玄関扉を開けると、真剣な顔をした母さんがいた。

 僕の家はごくごく普通の一般家庭だ。会社勤めの父さんに、近所のスーパー『あけぼの』でパートをしている母さん。それに柴犬のハチの四人家族。ハチ僕が生まれる前から飼っているらしい。赤ん坊の頃はハチが兄貴だったけれど、今はもう年老いた僕のおじいちゃんみたいだ。父さんは無口だが、休みの日にはよく遊びに連れて行ってくれる。母さんは怒ると怖いけれどいつも優しく僕のことを見守ってくれている。

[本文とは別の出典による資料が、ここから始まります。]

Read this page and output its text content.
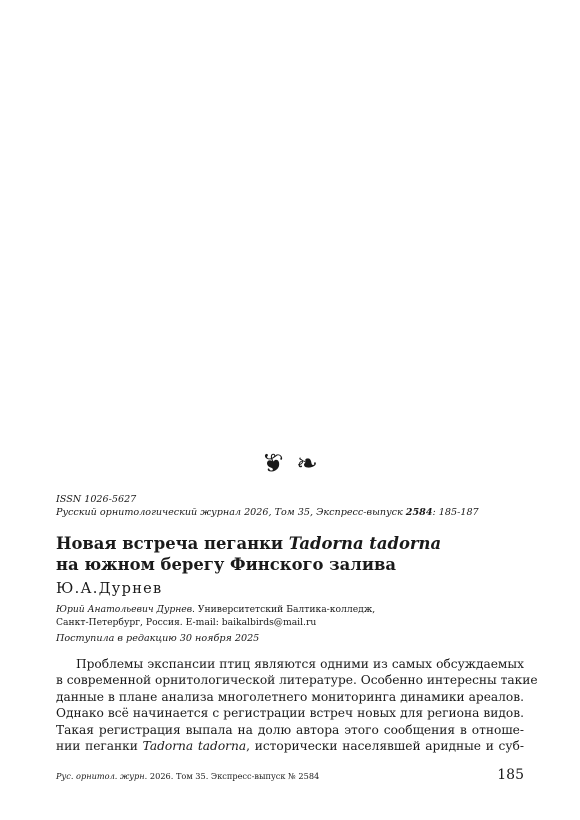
❦ ❧
ISSN 1026-5627
Русский орнитологический журнал 2026, Том 35, Экспресс-выпуск 2584: 185-187
Новая встреча пеганки Tadorna tadorna
на южном берегу Финского залива
Ю.А.Дурнев
Юрий Анатольевич Дурнев. Университетский Балтика-колледж,
Санкт-Петербург, Россия. E-mail: baikalbirds@mail.ru
Поступила в редакцию 30 ноября 2025
Проблемы экспансии птиц являются одними из самых обсуждаемых
в современной орнитологической литературе. Особенно интересны такие
данные в плане анализа многолетнего мониторинга динамики ареалов.
Однако всё начинается с регистрации встреч новых для региона видов.
Такая регистрация выпала на долю автора этого сообщения в отноше-
нии пеганки Tadorna tadorna, исторически населявшей аридные и суб-
Рус. орнитол. журн. 2026. Том 35. Экспресс-выпуск № 2584	185
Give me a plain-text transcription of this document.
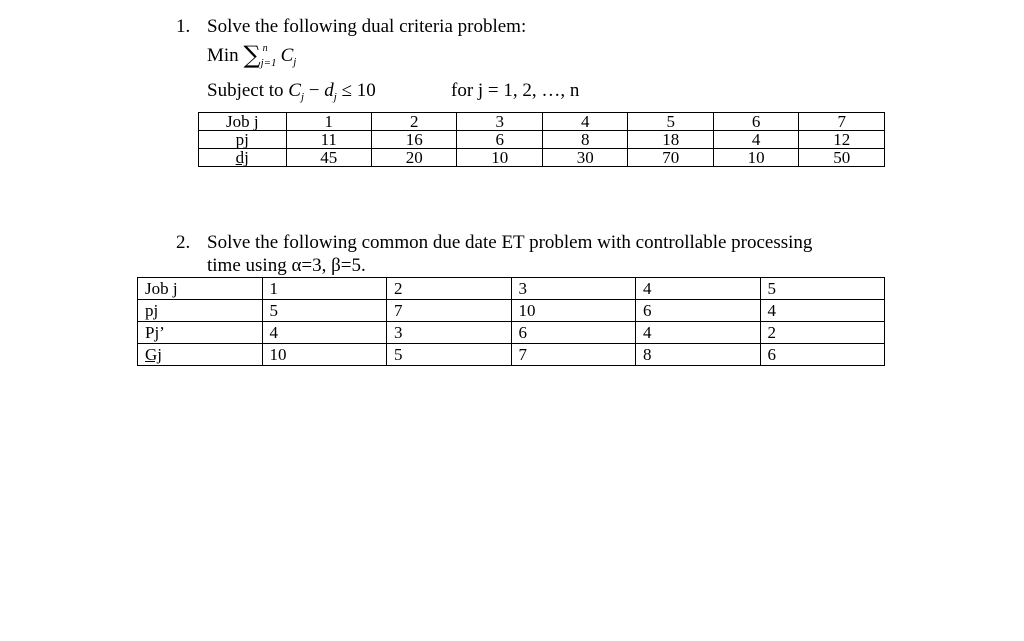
1. Solve the following dual criteria problem:
Min ∑ n
j=1 $C_j$
Subject to $C_j - d_j \le 10$	for j = 1, 2, …, n
Job j	1	2	3	4	5	6	7
pj	11	16	6	8	18	4	12
dj	45	20	10	30	70	10	50
2. Solve the following common due date ET problem with controllable processing
time using α=3, β=5.
Job j	1	2	3	4	5
pj	5	7	10	6	4
Pj’	4	3	6	4	2
Gj	10	5	7	8	6
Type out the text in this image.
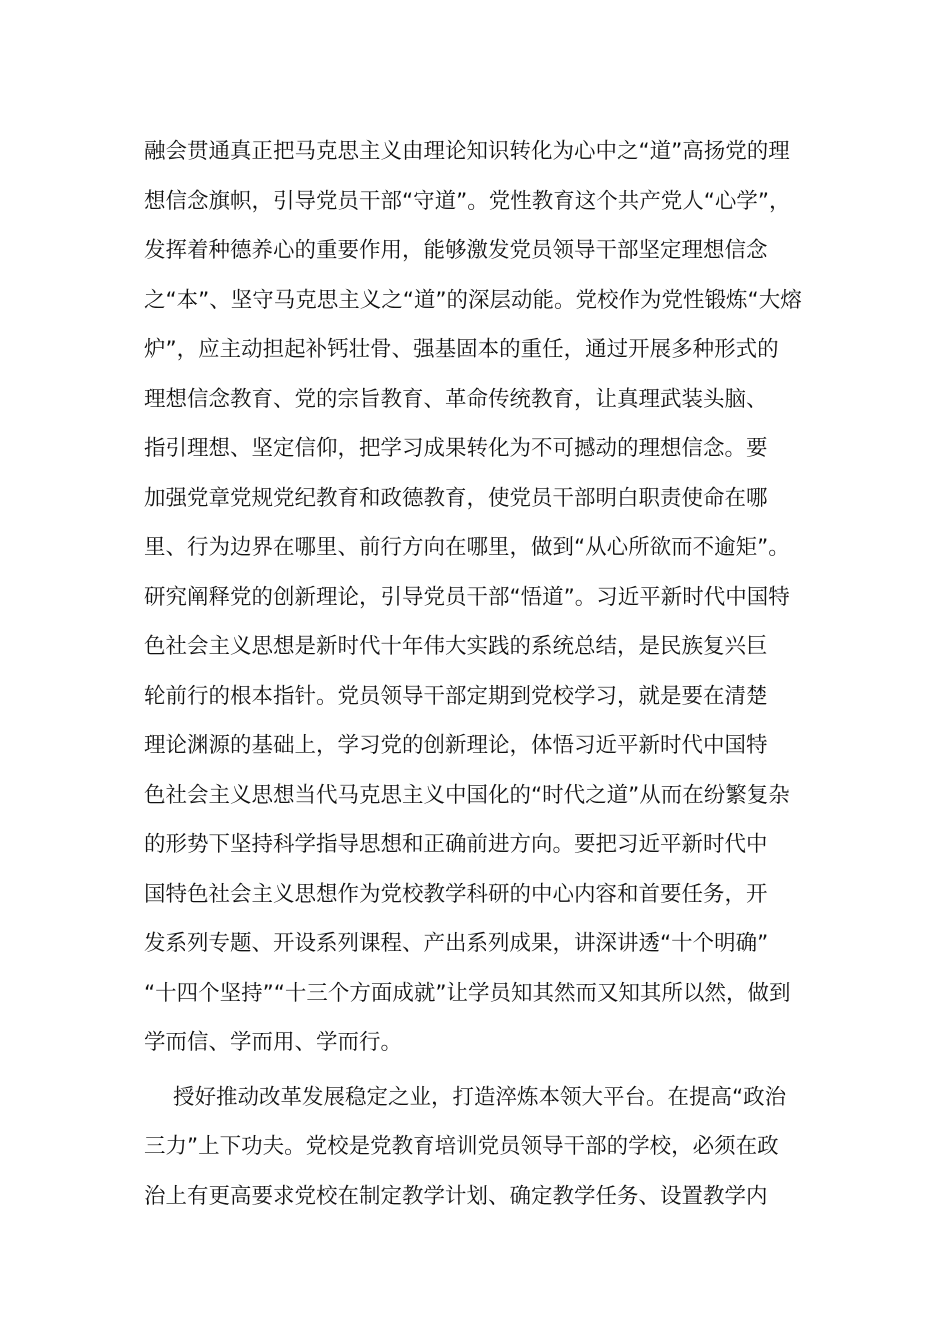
融会贯通真正把马克思主义由理论知识转化为心中之“道”高扬党的理
想信念旗帜，引导党员干部“守道”。党性教育这个共产党人“心学”，
发挥着种德养心的重要作用，能够激发党员领导干部坚定理想信念
之“本”、坚守马克思主义之“道”的深层动能。党校作为党性锻炼“大熔
炉”，应主动担起补钙壮骨、强基固本的重任，通过开展多种形式的
理想信念教育、党的宗旨教育、革命传统教育，让真理武装头脑、
指引理想、坚定信仰，把学习成果转化为不可撼动的理想信念。要
加强党章党规党纪教育和政德教育，使党员干部明白职责使命在哪
里、行为边界在哪里、前行方向在哪里，做到“从心所欲而不逾矩”。
研究阐释党的创新理论，引导党员干部“悟道”。习近平新时代中国特
色社会主义思想是新时代十年伟大实践的系统总结，是民族复兴巨
轮前行的根本指针。党员领导干部定期到党校学习，就是要在清楚
理论渊源的基础上，学习党的创新理论，体悟习近平新时代中国特
色社会主义思想当代马克思主义中国化的“时代之道”从而在纷繁复杂
的形势下坚持科学指导思想和正确前进方向。要把习近平新时代中
国特色社会主义思想作为党校教学科研的中心内容和首要任务，开
发系列专题、开设系列课程、产出系列成果，讲深讲透“十个明确”
“十四个坚持”“十三个方面成就”让学员知其然而又知其所以然，做到
学而信、学而用、学而行。
授好推动改革发展稳定之业，打造淬炼本领大平台。在提高“政治
三力”上下功夫。党校是党教育培训党员领导干部的学校，必须在政
治上有更高要求党校在制定教学计划、确定教学任务、设置教学内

「晴、大事な話があるの。リビングで待っているから着替えてからすぐに来て」

母さんは正座をして僕の帰りを待っていた。足をがくがくさせながらリビングへ向かう母さんを見ながら、鼓動が早くなるのを感じる。   こんな真面目な顔見たことがない。大事な話ってなんだろう、進路の話かな。まだ高校一年生になったばかりになったのに気が早いなと、自分の気持ちに気づかないふりをした。

グレーのパーカに緑のジャージズボン、いつもの部屋着に着替えて僕はリビングへ向かった。珍しく父さんも帰りが早かったのか、母さんとこちらを見ている。

「座りなさい、晴。父さんたちお前に話したいことがあってな。まぁ、そうおびえるな」

「晴、ごめんね。いいから聞いてほしいの。さぁこっちにいらっしゃい」

両親の言う通りに僕はダイニングチェアーに腰かけた。両親と僕が向い合せの状態だ。なんだか緊張する。

「率直に言うと、お前は父さんたちの本当の子どもじゃない。お前は養子なんだ」

なぜだろう、びっくりはしたのにどこか冷静な自分がいる。予想した通りの話じゃないはずなのに、なぜだろう。

「母さんたちねどうしても子どもが欲しかったんだけどなかなかできずにいてね。二五歳

で結婚したのに、気づいた時にはもう三五歳になっても子どもができずにいたの。それでお医者さんにかかったらもう妊娠できない身体になってしまっていたの。泣いたわ。毎日毎日泣いて、なんで私なんだろうってそう思っていたわ。でもね、父さんが特別養子縁組の話を持ち掛けてくれて、まだ子どもを抱くことができる方法があるんだって希望の光みたいに思えた。それで二人で勉強会にもたくさん行って、あっせん団体にも登録して、やっとあなたに出会えた、あーやっと母親になれたんだってあなたを抱いた時そう実感したの」

話が上手く飲み込めない。これは誰の話なんだ?子どもができなかった?養子?ぷつりと切れた単語だけが頭に響いた。

やっと落ち着いて口にした言葉は、

“どうして僕だったの?どうして僕を選んだの?“だった。真実を隠していたことの方が普通は許せないのかもしれない。でも僕はなぜ選ばれたのか、どうして僕だったのか。そのことだけが知りたくなった。